Natural, em absoluto. Produzo sempre no notebook. Rascunhos à mão me são úteis, de modo singular, para a elaboração do roteiro, para a definição dos tópicos ou mesmo dos itens/capítulos de um novo texto. Mais do que isso não me são úteis. A produção textual faço em notebook sempre – nas condições ergonômicas e ambientais que me aparentarem favoráveis para o momento.
De onde vêm suas ideias? Há um conjunto de hábitos que você cultiva para se manter criativo?
Como juspublicista, enraizado no Direito Constitucional Comparado, mas com origens na Filosofia do Direito Internacional, há o mundo real para me ofertar, gratuita e – devo reconhecer… – forçosamente, cada vez mais problemas e, na maior parte dos casos, ideias de encaminhamentos possíveis para esses problemas. Não há dia em que eu não lamento não ter tempo de me dedicar a dado assunto… Como referi, o uso criativo da produção textual depende muito de leitura. Não sei como seria possível escrever sem antes ter lido sobre o assunto. Lido muito antes. Portanto, dois hábitos me mantêm criativo: (1) ler sobre os assuntos que pesquiso e (2) sentir o mundo.
O que você acha que mudou no seu processo de escrita ao longo dos anos? O que você diria a si mesmo se pudesse voltar à escrita de sua tese?
A insegurança sobre qual a melhor forma de escrever, de estruturar um texto e até de quais referenciais teóricos para a abordagem de certo problema não sinto mais. Sinto que aquela compulsão – típica da juventude – de ter que escrever tudo logo, em uma noite inteira acordado, não me acomete mais. Consigo recuperar a mesma linha de raciocínio porque deixo pegadas para a encontrar no dia seguinte! A pouca experiência em produção textual no meio acadêmico faz o autor/pesquisador perder tempo demais com angústias sobre como escrever, enquanto que, de fato, o importante é começar por um roteiro-base para o futuro texto. Depois, basta sentar e escrever! Não existe mistério nisso. A escrita deve seguir um percurso natural previamente estabelecido em um projeto para a pesquisa.
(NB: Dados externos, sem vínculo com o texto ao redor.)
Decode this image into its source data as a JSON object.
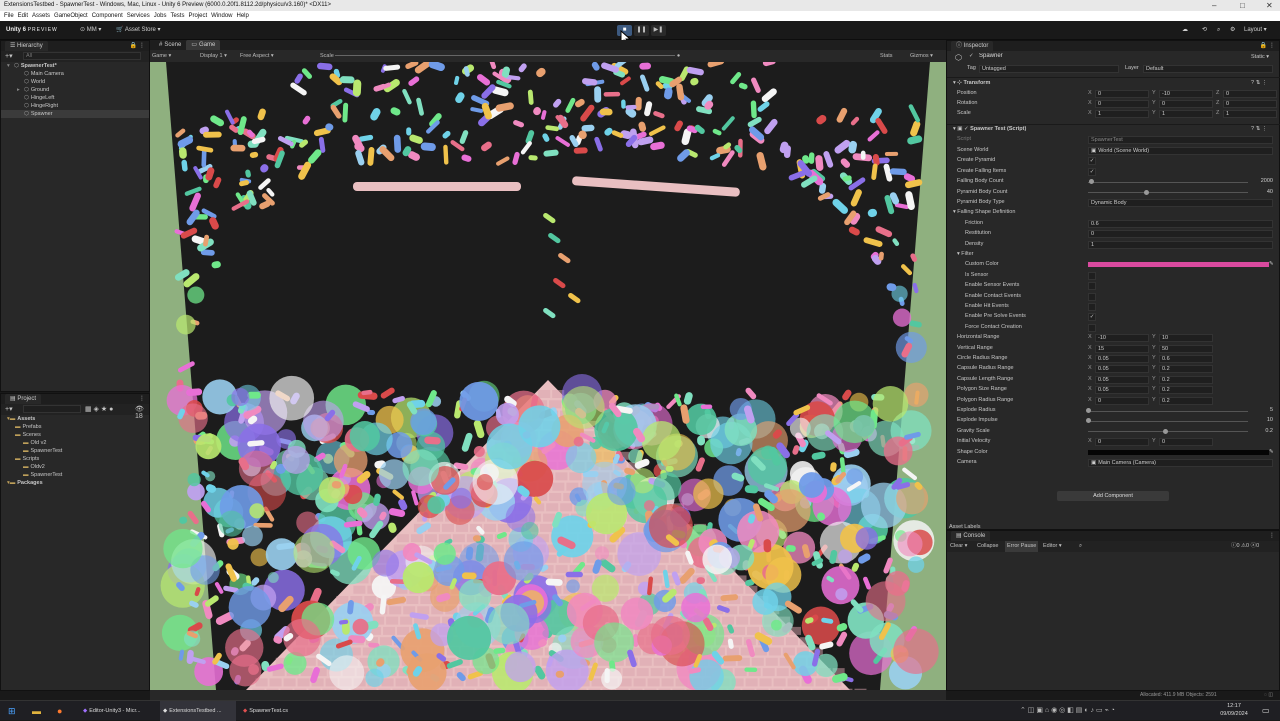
{
  "window": {
    "title": "ExtensionsTestbed - SpawnerTest - Windows, Mac, Linux - Unity 6 Preview (6000.0.20f1.8112.2d/physicu/v3.160)* <DX11>"
  },
  "menu": [
    "File",
    "Edit",
    "Assets",
    "GameObject",
    "Component",
    "Services",
    "Jobs",
    "Tests",
    "Project",
    "Window",
    "Help"
  ],
  "toolbar": {
    "brand": "Unity 6",
    "brand_sub": "PREVIEW",
    "account": "MM",
    "asset_store": "Asset Store",
    "layout": "Layout"
  },
  "play_controls": [
    {
      "name": "play-button",
      "glyph": "■"
    },
    {
      "name": "pause-button",
      "glyph": "❚❚"
    },
    {
      "name": "step-button",
      "glyph": "▶❚"
    }
  ],
  "hierarchy": {
    "tab": "Hierarchy",
    "search_placeholder": "All",
    "items": [
      {
        "label": "SpawnerTest*",
        "indent": 0,
        "arrow": "▾"
      },
      {
        "label": "Main Camera",
        "indent": 1,
        "arrow": ""
      },
      {
        "label": "World",
        "indent": 1,
        "arrow": ""
      },
      {
        "label": "Ground",
        "indent": 1,
        "arrow": "▸"
      },
      {
        "label": "HingeLeft",
        "indent": 1,
        "arrow": ""
      },
      {
        "label": "HingeRight",
        "indent": 1,
        "arrow": ""
      },
      {
        "label": "Spawner",
        "indent": 1,
        "arrow": "",
        "selected": true
      }
    ]
  },
  "scene_tabs": [
    {
      "label": "Scene"
    },
    {
      "label": "Game",
      "active": true
    }
  ],
  "game_toolbar": {
    "mode": "Game",
    "display": "Display 1",
    "aspect": "Free Aspect",
    "scale": "Scale",
    "stats": "Stats",
    "gizmos": "Gizmos"
  },
  "project": {
    "tab": "Project",
    "count": "18",
    "items": [
      {
        "label": "Assets",
        "indent": 0,
        "bold": true
      },
      {
        "label": "Prefabs",
        "indent": 1
      },
      {
        "label": "Scenes",
        "indent": 1
      },
      {
        "label": "Old v2",
        "indent": 2
      },
      {
        "label": "SpawnerTest",
        "indent": 2
      },
      {
        "label": "Scripts",
        "indent": 1
      },
      {
        "label": "Oldv2",
        "indent": 2
      },
      {
        "label": "SpawnerTest",
        "indent": 2
      },
      {
        "label": "Packages",
        "indent": 0,
        "bold": true
      }
    ]
  },
  "inspector": {
    "tab": "Inspector",
    "object_name": "Spawner",
    "static": "Static",
    "tag_label": "Tag",
    "tag_value": "Untagged",
    "layer_label": "Layer",
    "layer_value": "Default",
    "transform_title": "Transform",
    "transform_rows": [
      {
        "label": "Position",
        "x": "0",
        "y": "-10",
        "z": "0"
      },
      {
        "label": "Rotation",
        "x": "0",
        "y": "0",
        "z": "0"
      },
      {
        "label": "Scale",
        "x": "1",
        "y": "1",
        "z": "1"
      }
    ],
    "script_title": "Spawner Test (Script)",
    "script_field": "SpawnerTest",
    "script_label": "Script",
    "props": [
      {
        "label": "Scene World",
        "kind": "obj",
        "value": "World (Scene World)"
      },
      {
        "label": "Create Pyramid",
        "kind": "check",
        "value": "✓"
      },
      {
        "label": "Create Falling Items",
        "kind": "check",
        "value": "✓"
      },
      {
        "label": "Falling Body Count",
        "kind": "slider",
        "value": "2000",
        "frac": 0.02
      },
      {
        "label": "Pyramid Body Count",
        "kind": "slider",
        "value": "40",
        "frac": 0.36
      },
      {
        "label": "Pyramid Body Type",
        "kind": "enum",
        "value": "Dynamic Body"
      },
      {
        "label": "Falling Shape Definition",
        "kind": "header",
        "value": ""
      },
      {
        "label": "Friction",
        "kind": "text",
        "value": "0.6"
      },
      {
        "label": "Restitution",
        "kind": "text",
        "value": "0"
      },
      {
        "label": "Density",
        "kind": "text",
        "value": "1"
      },
      {
        "label": "Filter",
        "kind": "subheader",
        "value": ""
      },
      {
        "label": "Custom Color",
        "kind": "color",
        "value": "#d94a9f"
      },
      {
        "label": "Is Sensor",
        "kind": "check",
        "value": ""
      },
      {
        "label": "Enable Sensor Events",
        "kind": "check",
        "value": ""
      },
      {
        "label": "Enable Contact Events",
        "kind": "check",
        "value": ""
      },
      {
        "label": "Enable Hit Events",
        "kind": "check",
        "value": ""
      },
      {
        "label": "Enable Pre Solve Events",
        "kind": "check",
        "value": "✓"
      },
      {
        "label": "Force Contact Creation",
        "kind": "check",
        "value": ""
      },
      {
        "label": "Horizontal Range",
        "kind": "xy",
        "x": "-10",
        "y": "10"
      },
      {
        "label": "Vertical Range",
        "kind": "xy",
        "x": "15",
        "y": "50"
      },
      {
        "label": "Circle Radius Range",
        "kind": "xy",
        "x": "0.05",
        "y": "0.6"
      },
      {
        "label": "Capsule Radius Range",
        "kind": "xy",
        "x": "0.05",
        "y": "0.2"
      },
      {
        "label": "Capsule Length Range",
        "kind": "xy",
        "x": "0.05",
        "y": "0.2"
      },
      {
        "label": "Polygon Size Range",
        "kind": "xy",
        "x": "0.05",
        "y": "0.2"
      },
      {
        "label": "Polygon Radius Range",
        "kind": "xy",
        "x": "0",
        "y": "0.2"
      },
      {
        "label": "Explode Radius",
        "kind": "slider",
        "value": "5",
        "frac": 0.0
      },
      {
        "label": "Explode Impulse",
        "kind": "slider",
        "value": "10",
        "frac": 0.0
      },
      {
        "label": "Gravity Scale",
        "kind": "slider",
        "value": "0.2",
        "frac": 0.48
      },
      {
        "label": "Initial Velocity",
        "kind": "xy",
        "x": "0",
        "y": "0"
      },
      {
        "label": "Shape Color",
        "kind": "color",
        "value": "#050505"
      },
      {
        "label": "Camera",
        "kind": "obj",
        "value": "Main Camera (Camera)"
      }
    ],
    "add_component": "Add Component",
    "asset_labels": "Asset Labels"
  },
  "console": {
    "tab": "Console",
    "clear": "Clear",
    "collapse": "Collapse",
    "error_pause": "Error Pause",
    "editor": "Editor",
    "counts": [
      "0",
      "0",
      "0"
    ]
  },
  "status": {
    "memory": "Allocated: 411.9 MB Objects: 2591"
  },
  "taskbar": {
    "apps": [
      {
        "label": "Editor-Unity3 - Micr..."
      },
      {
        "label": "ExtensionsTestbed ..."
      },
      {
        "label": "SpawnerTest.cs"
      }
    ],
    "time": "12:17",
    "date": "09/09/2024"
  },
  "colors": {
    "accent": "#3d5a80",
    "wall": "#8fb07f",
    "pyramid": "#e9bfc1",
    "game_bg": "#1c1c1c"
  }
}
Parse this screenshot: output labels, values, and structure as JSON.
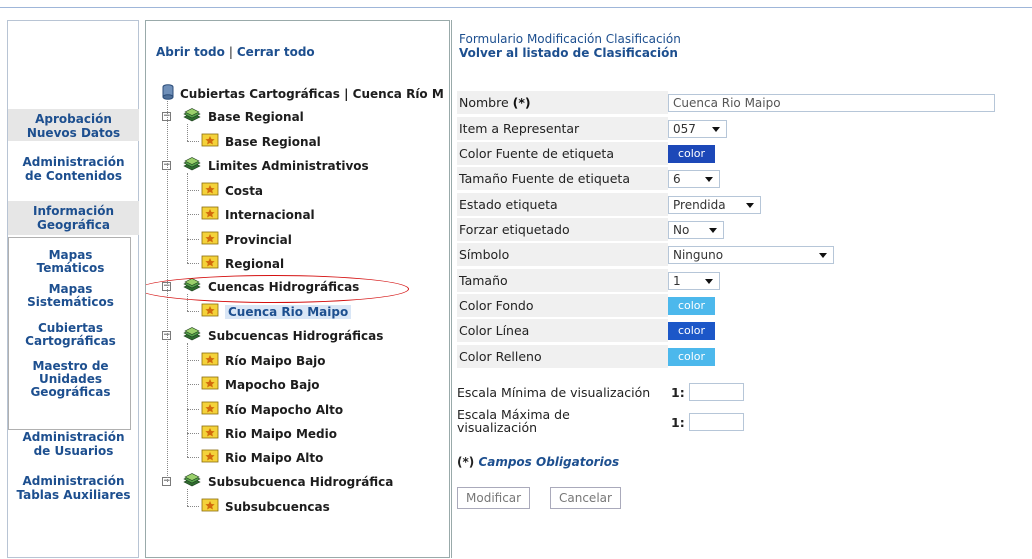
{
  "leftnav": {
    "aprobacion": "Aprobación\nNuevos Datos",
    "admin_contenidos": "Administración\nde Contenidos",
    "info_geo": "Información\nGeográfica",
    "mapas_tematicos": "Mapas\nTemáticos",
    "mapas_sistematicos": "Mapas\nSistemáticos",
    "cubiertas": "Cubiertas\nCartográficas",
    "maestro": "Maestro de\nUnidades\nGeográficas",
    "admin_usuarios": "Administración\nde Usuarios",
    "admin_tablas": "Administración\nTablas Auxiliares"
  },
  "tree": {
    "open_all": "Abrir todo",
    "close_all": "Cerrar todo",
    "separator": "|",
    "root": "Cubiertas Cartográficas | Cuenca Río M",
    "nodes": [
      {
        "label": "Base Regional",
        "level": 1
      },
      {
        "label": "Base Regional",
        "level": 2
      },
      {
        "label": "Limites Administrativos",
        "level": 1
      },
      {
        "label": "Costa",
        "level": 2
      },
      {
        "label": "Internacional",
        "level": 2
      },
      {
        "label": "Provincial",
        "level": 2
      },
      {
        "label": "Regional",
        "level": 2
      },
      {
        "label": "Cuencas Hidrográficas",
        "level": 1
      },
      {
        "label": "Cuenca Rio Maipo",
        "level": 2
      },
      {
        "label": "Subcuencas Hidrográficas",
        "level": 1
      },
      {
        "label": "Río Maipo Bajo",
        "level": 2
      },
      {
        "label": "Mapocho Bajo",
        "level": 2
      },
      {
        "label": "Río Mapocho Alto",
        "level": 2
      },
      {
        "label": "Rio Maipo Medio",
        "level": 2
      },
      {
        "label": "Rio Maipo Alto",
        "level": 2
      },
      {
        "label": "Subsubcuenca Hidrográfica",
        "level": 1
      },
      {
        "label": "Subsubcuencas",
        "level": 2
      }
    ]
  },
  "form": {
    "title": "Formulario Modificación Clasificación",
    "back_link": "Volver al listado de Clasificación",
    "nombre_label": "Nombre",
    "required_mark": "(*)",
    "nombre_value": "Cuenca Rio Maipo",
    "item_label": "Item a Representar",
    "item_value": "057",
    "color_fuente_label": "Color Fuente de etiqueta",
    "tam_fuente_label": "Tamaño Fuente de etiqueta",
    "tam_fuente_value": "6",
    "estado_label": "Estado etiqueta",
    "estado_value": "Prendida",
    "forzar_label": "Forzar etiquetado",
    "forzar_value": "No",
    "simbolo_label": "Símbolo",
    "simbolo_value": "Ninguno",
    "tamano_label": "Tamaño",
    "tamano_value": "1",
    "color_fondo_label": "Color Fondo",
    "color_linea_label": "Color Línea",
    "color_relleno_label": "Color Relleno",
    "swatch_text": "color",
    "escala_min_label": "Escala Mínima de visualización",
    "escala_max_label": "Escala Máxima de\nvisualización",
    "escala_prefix": "1:",
    "oblig_star": "(*)",
    "oblig_text": "Campos Obligatorios",
    "btn_modificar": "Modificar",
    "btn_cancelar": "Cancelar"
  },
  "colors": {
    "color_fuente": "#1c48b8",
    "color_fondo": "#4cb8ec",
    "color_linea": "#1c57c8",
    "color_relleno": "#4cb8ec",
    "accent": "#1d4f8f"
  }
}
A resposta para a pergunta sobre o que eu diria a mim mesmo quando da elaboração da tese doutoral é digna de uma sessão de psicanálise. Fui orientado por Danilo Zolo, um dos mais expressivos autores do pensamento filosófico justinternacionalista no século XX; quando ainda lecionava, era uma personalidade provocativa, inquientante e desafiadora para seus orientandos. A ele devo muito do que sou do ponto de vista acadêmico e inclusive humano. A relação de orientação pressupõe poder dizer o que é necessário. Hoje tento seguir esse exemplo e sempre dizer aos meus orientandos, sobretudo doutorandos, o que realmente entendo necessário. Quanto à tese que escrevi, meu problema de pesquisa foi posto exclusivamente por mim e de modo cruel (para mim…. que deveria responder ao problema posto…): é possível um novo fundamento jusfilosófico para as relações internacionais? Hoje eu diria ser insano pesquisar sobre isso em uma tese doutoral. O Professor Zolo pensava o mesmo. A relação de orientação foi desafiadora a ambos. Fui fazer um estágio doutoral com o Professor Yves-Charles Zarka, em Paris, após concluir o segundo ano do doutorado. Zarka e Zolo possuem um dissenso profundo sobre Carl Schmitt, um dos autores que influenciaram na elaboração de minha tese. Todo o percurso foi conturbado porque o problema de pesquisa era perturbador para uma tese de doutorado. Ao final, a proposta apresentada por mim foi bem aceita de um modo geral. Eu apenas não recomendaria a alguém se propor um problema de pesquisa em demasiado desafiador e contrastante com o estado da arte acerca daquele tema. Confesso que não mudaria minha escolha, mas mudaria o modo como psicologicamente enfrentei a questão toda. Seria menos ansioso em encontrar as respostas naquele momento. O grande problema é que somente com o tempo sabemos que (ou se) encontraremos as respostas.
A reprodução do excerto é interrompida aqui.